Selvagens desorganizados não eram ameaça. Quanto aos dorneses, se atacassem primeiro e provocassem guerra, talvez o Duque Mace até acordasse sorrindo. Afinal, em população, recursos e exército, Dorne não se compara ao Rego; só conseguiu resistir graças às barreiras naturais das Montanhas Rubras e ao clima inóspito do deserto. Se fossem tolos a ponto de abandonar sua vantagem e atacar, seriam esmagados pelas forças do Rego.

Além disso, o maior obstáculo para fundar uma nova colônia nas Montanhas Rubras — o financiamento — já estava resolvido por esse ousado cavaleiro, que arriscava sua reputação e futuro. Por mais que pensasse, Martyn não via como poderiam fracassar.

Mesmo assim, entregar todos os artesãos do seu domínio ainda o deixava hesitante.

Samwell, percebendo isso, não insistiu mais. Pousou a taça sobre a mesa e disse:

— Reflita melhor, nobre visconde. Ficarei em Castelo Alto por mais alguns dias, comprando suprimentos e mantimentos para nossa jornada. Se decidir investir, mande alguém me procurar.

Dito isso, Samwell virou-se e deixou o aposento.

...

No terceiro dia em Castelo Alto, Samwell ainda não recebera resposta do Visconde Martyn.

Aparentemente, o lorde era mesmo cauteloso, não se deixando seduzir facilmente por belas palavras.

Porém, Samwell recebeu uma carta da senhorita Margaery.

Nela, como de costume, Margaery repreendia Samwell por seus gastos excessivos e, mais uma vez, cobrava maior velocidade na expedição. Desta vez, porém, a jovem mostrou-se mais astuta: estabeleceu uma regra clara — dali em diante, enviaria apenas cem dragões de ouro por mês para o empreendimento, e se Samwell quisesse mais, teria de mostrar resultados —

Por exemplo, avanços na construção da nova colônia, aumento populacional e assim por diante.

Deve-se admitir que desta vez Margaery foi sagaz, cortando de vez as tentativas de Samwell de extorquir fundos facilmente.

Samwell, contudo, não se surpreendeu muito. A Casa Tyrell não era tola a ponto de aceitar ser seu “caixa eletrônico” indefinidamente.

Ainda assim, tamanha habilidade em comandar subordinados dificilmente seria fruto apenas da jovem inexperiente; provavelmente veio de conselhos da “Rainha dos Espinhos”.

Mesmo assim, Samwell não se sentiu desanimado. Já havia lucrado bastante junto à Casa Tyrell e, com isso, ostentava um estandarte de respeito capaz de atrair novos investidores.

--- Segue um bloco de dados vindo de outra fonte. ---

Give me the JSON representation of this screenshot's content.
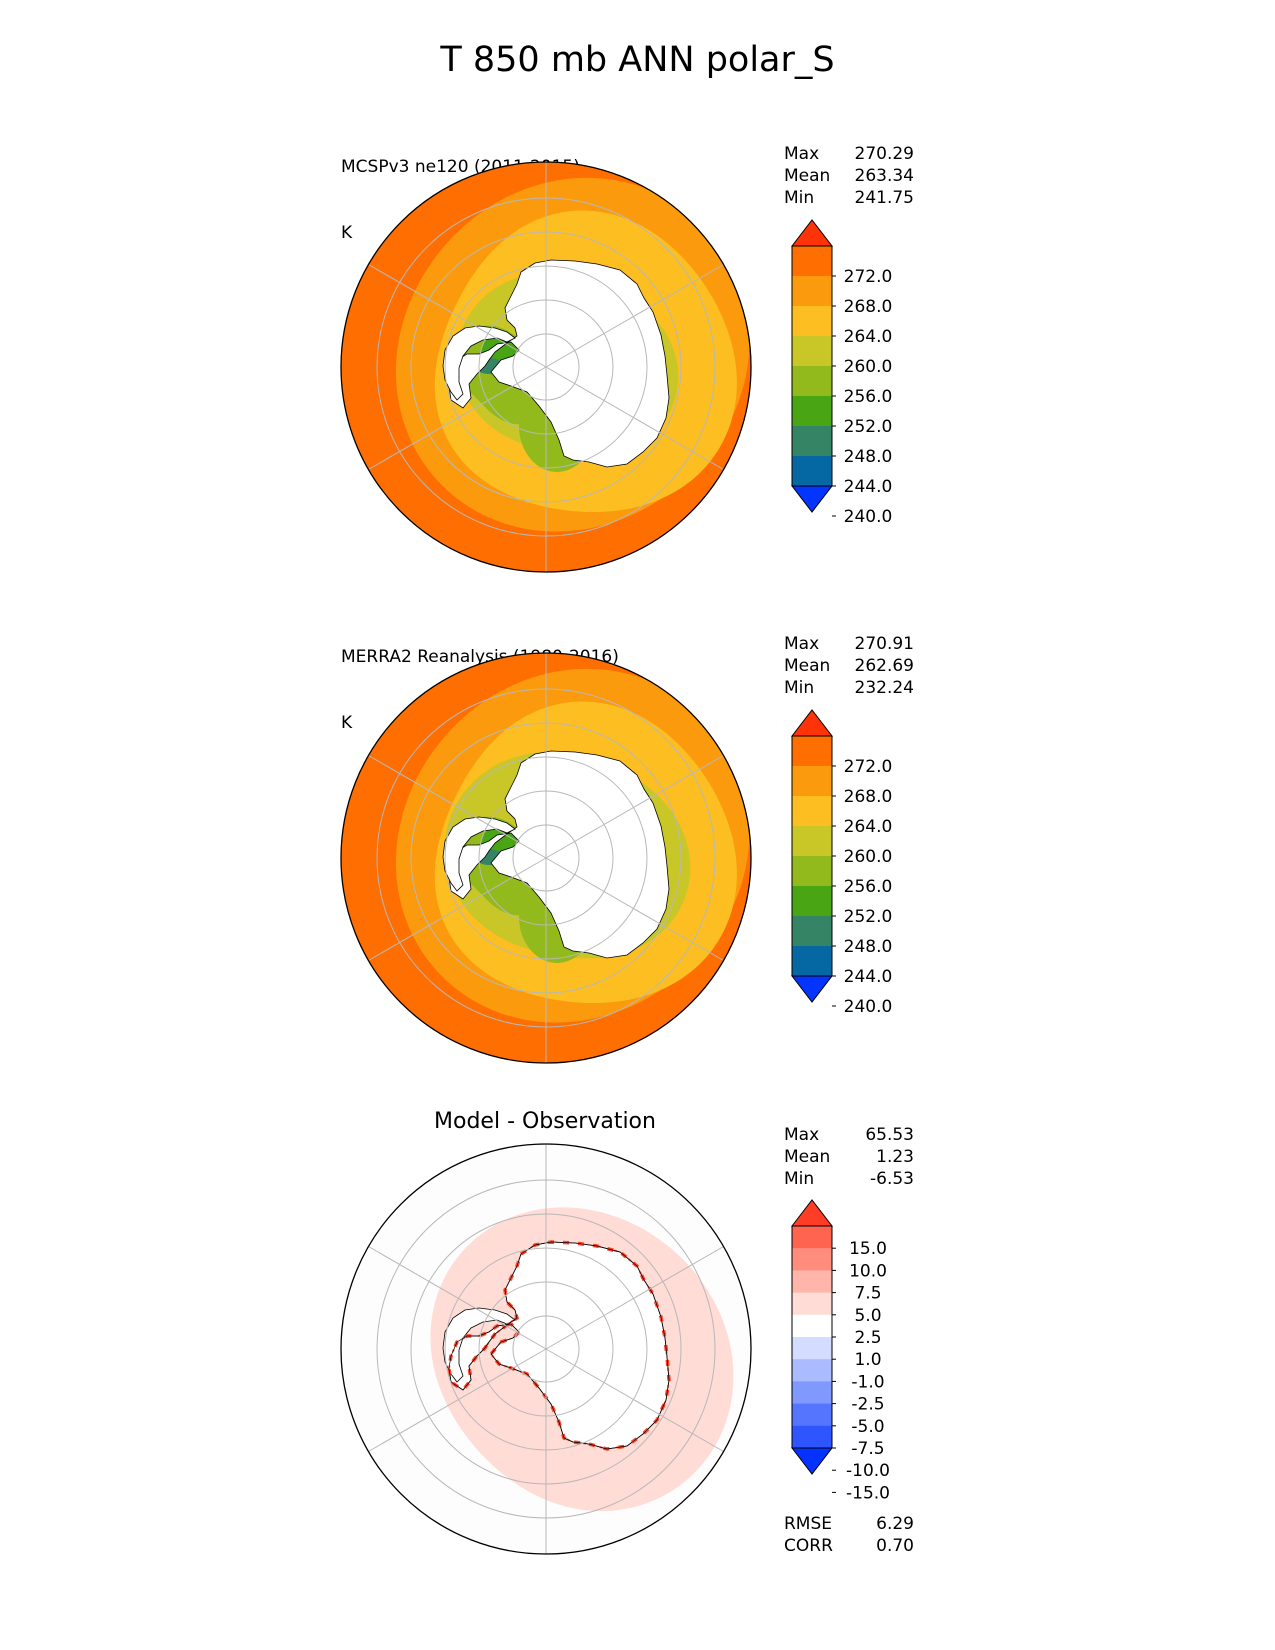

Afinal, desbravar novas terras não era diferente de abrir um negócio: usa-se sempre o dinheiro dos acionistas.

O problema era que o lorde de Castelo Alto não parecia fácil de convencer.

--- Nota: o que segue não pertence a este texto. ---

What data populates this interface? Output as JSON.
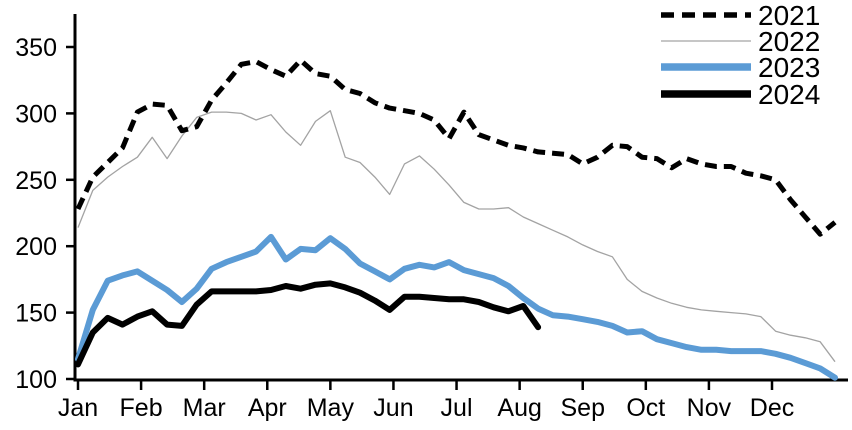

Samwell decidiu esperar apenas mais um dia. Se até amanhã não tivesse resposta do Visconde Martyn, partiria em busca de outro investidor — ou, como preferia pensar, de um novo grande tolo.

...

Enquanto isso, o “difícil de convencer” Visconde Martyn, em particular, procurou o mensageiro vindo do Jardim de Cima e perguntou:

— Quem escreveu a carta que trouxe para Samwell?

O mensageiro fez uma reverência e respondeu com polidez:

— Desculpe, nobre visconde, receio não poder lhe revelar isso.

Contudo, quando Martyn colocou uma moeda de ouro nas mãos do mensageiro, o sorriso deste tornou-se imediatamente bajulador:

— Foi a filha do duque, senhorita Margaery, que escreveu a carta, e enviou também trezentas moedas de ouro.

— É mesmo? — Martyn murmurou, pensativo. — E quanto ao outro assunto? Vi que procurou Todde Flor.

— Ah, isso foi um recado da senhora Olenna para o cavaleiro Todde... — ao chegar neste ponto, o mensageiro hesitou novamente.

Mas, ao receber mais uma moeda de ouro das mãos do visconde, o antes íntegro mensageiro apressou-se a completar:

— A senhora Olenna ordenou que o cavaleiro Todde obedecesse em tudo às ordens do senhor Kaesar.

Ao ouvir aquilo, o semblante do Visconde Martyn mudou. Permaneceu imóvel por um longo tempo, absorto em seus pensamentos.